Going with the birth year of 1860, Titus would have been “only” 84 at the time marriage to Elizabeth.
Death and Burial
After marriage John Henry Titus and Elizabeth retired from New York to a trailer near Palm Beach, Florida. A hurricane on September 18, 1947 overturned the trailer, badly injuring the elderly poet. After abruptly moving back to New York, Titus succumbed to his injuries at Bellevue Hospital on October 19 and was buried in Brooklyn’s Green-Wood Cemetery. Sadly, the Bard of Tarrytown, John Henry Titus, rests eternally in Brooklyn, not Tarrytown.
Epilogue
The earliest mention of John Henry Titus in Tarrytown is a March 6, 1906 news article in The New York Age regarding church services in the village. “The literary [club] of the Shiloh Baptist Church was well attended last Wednesday evening. Mr. John Henry Titus was present.” After that his use of a Tarrytown residence appears less a matter of fact than an attempt to associate himself with the village from a distance. For instance, the “personal mention” column in the October 12, 1909 edition of the Jamestown Evening Journal noted “John Henry Titus, the wellknown lecturer, passed through Jamestown Monday on his way to his home at Tarrytown, N.Y.” A month later the same newspaper, in the same column, said “John Henry Titus and daughter, Miss Pearl Titus, have returned to their home at Hinsdale, N.Y., after visiting Mr. and Mrs. Thorp Williams for a few days.”
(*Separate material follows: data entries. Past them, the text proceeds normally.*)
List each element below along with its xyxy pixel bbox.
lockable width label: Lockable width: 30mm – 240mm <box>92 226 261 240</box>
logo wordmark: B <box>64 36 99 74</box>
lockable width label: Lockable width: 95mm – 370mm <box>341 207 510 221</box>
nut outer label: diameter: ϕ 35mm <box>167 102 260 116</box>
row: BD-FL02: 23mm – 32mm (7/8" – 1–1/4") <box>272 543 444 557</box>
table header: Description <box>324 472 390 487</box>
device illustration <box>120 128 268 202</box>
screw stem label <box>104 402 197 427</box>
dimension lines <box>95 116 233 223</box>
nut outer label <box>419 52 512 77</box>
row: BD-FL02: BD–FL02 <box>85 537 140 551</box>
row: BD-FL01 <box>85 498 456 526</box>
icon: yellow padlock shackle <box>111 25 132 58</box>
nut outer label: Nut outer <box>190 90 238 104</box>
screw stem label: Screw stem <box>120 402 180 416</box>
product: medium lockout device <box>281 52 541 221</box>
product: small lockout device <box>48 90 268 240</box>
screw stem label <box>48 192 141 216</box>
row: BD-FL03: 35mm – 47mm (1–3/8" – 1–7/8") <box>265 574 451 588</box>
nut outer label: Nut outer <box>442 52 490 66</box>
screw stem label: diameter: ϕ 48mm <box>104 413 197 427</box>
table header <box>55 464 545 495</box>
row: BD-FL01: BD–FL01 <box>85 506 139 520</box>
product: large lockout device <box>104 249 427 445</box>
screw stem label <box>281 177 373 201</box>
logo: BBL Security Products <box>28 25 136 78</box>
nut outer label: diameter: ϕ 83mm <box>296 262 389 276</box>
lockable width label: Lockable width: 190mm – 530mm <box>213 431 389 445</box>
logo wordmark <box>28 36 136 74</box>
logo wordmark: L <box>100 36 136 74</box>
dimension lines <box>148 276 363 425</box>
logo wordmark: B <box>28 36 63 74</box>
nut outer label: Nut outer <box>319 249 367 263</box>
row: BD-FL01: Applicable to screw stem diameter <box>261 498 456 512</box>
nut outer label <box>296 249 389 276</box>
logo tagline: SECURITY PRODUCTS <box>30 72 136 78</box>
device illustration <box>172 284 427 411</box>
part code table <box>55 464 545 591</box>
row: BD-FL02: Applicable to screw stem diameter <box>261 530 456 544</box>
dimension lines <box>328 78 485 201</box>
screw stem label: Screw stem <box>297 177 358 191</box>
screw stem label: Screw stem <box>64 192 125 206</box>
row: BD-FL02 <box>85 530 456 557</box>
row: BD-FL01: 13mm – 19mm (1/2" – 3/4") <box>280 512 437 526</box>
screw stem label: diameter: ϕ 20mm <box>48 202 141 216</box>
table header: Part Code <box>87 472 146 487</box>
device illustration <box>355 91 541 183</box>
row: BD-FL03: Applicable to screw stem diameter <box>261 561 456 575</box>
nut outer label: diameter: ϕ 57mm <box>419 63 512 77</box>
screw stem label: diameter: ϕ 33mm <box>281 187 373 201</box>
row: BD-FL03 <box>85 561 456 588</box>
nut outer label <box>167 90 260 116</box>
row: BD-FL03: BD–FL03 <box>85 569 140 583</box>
Other than these and the Tallman family reunion 1913 news article, John Henry Titus is conspicuously absent from Tarrytown, New York. If only in the village fleeting moments, if at all, why call himself the Bard of Tarrytown? We surmise he intended to attach himself to the reputation of Tarrytown resident Washington Irving, whose influence on American literature was still high during Titus’s formative years. This is evident in Titus’s attempt to associate his own father with both Irving and Edgar Allan Poe.
Titus’s collaboration with Elizabeth Pfleiderer on the 1933 annotated version of “The Face on the Barroom Floor” also attempts an Irving connection by issuing the slim volume under the name Pocantico Publication, 503 West 45th Street, New York, NY. This four-story brick walkup in Hells Kitchen surely was not the location of an imprint of a New York publishing firm. The book was almost certainly published privately. Borrowing the name of the Pocantico River from Irving’s “The Legend of Sleepy Hollow” sure seems an attempt to wrap himself in the reputation of the famous author.
Although he claimed to have written more than 1,500 poems across his lifetime, the only other known published book of his poetry is described in an obscure catalog at the New York Public Library. Titled The Bard in verse. War is Hell, and others, authorship is listed as “John Henry Titus, the bard of Tarrytown-on-Hudson”. It was published by Pocantico Colony in 1916. We have not yet located a copy.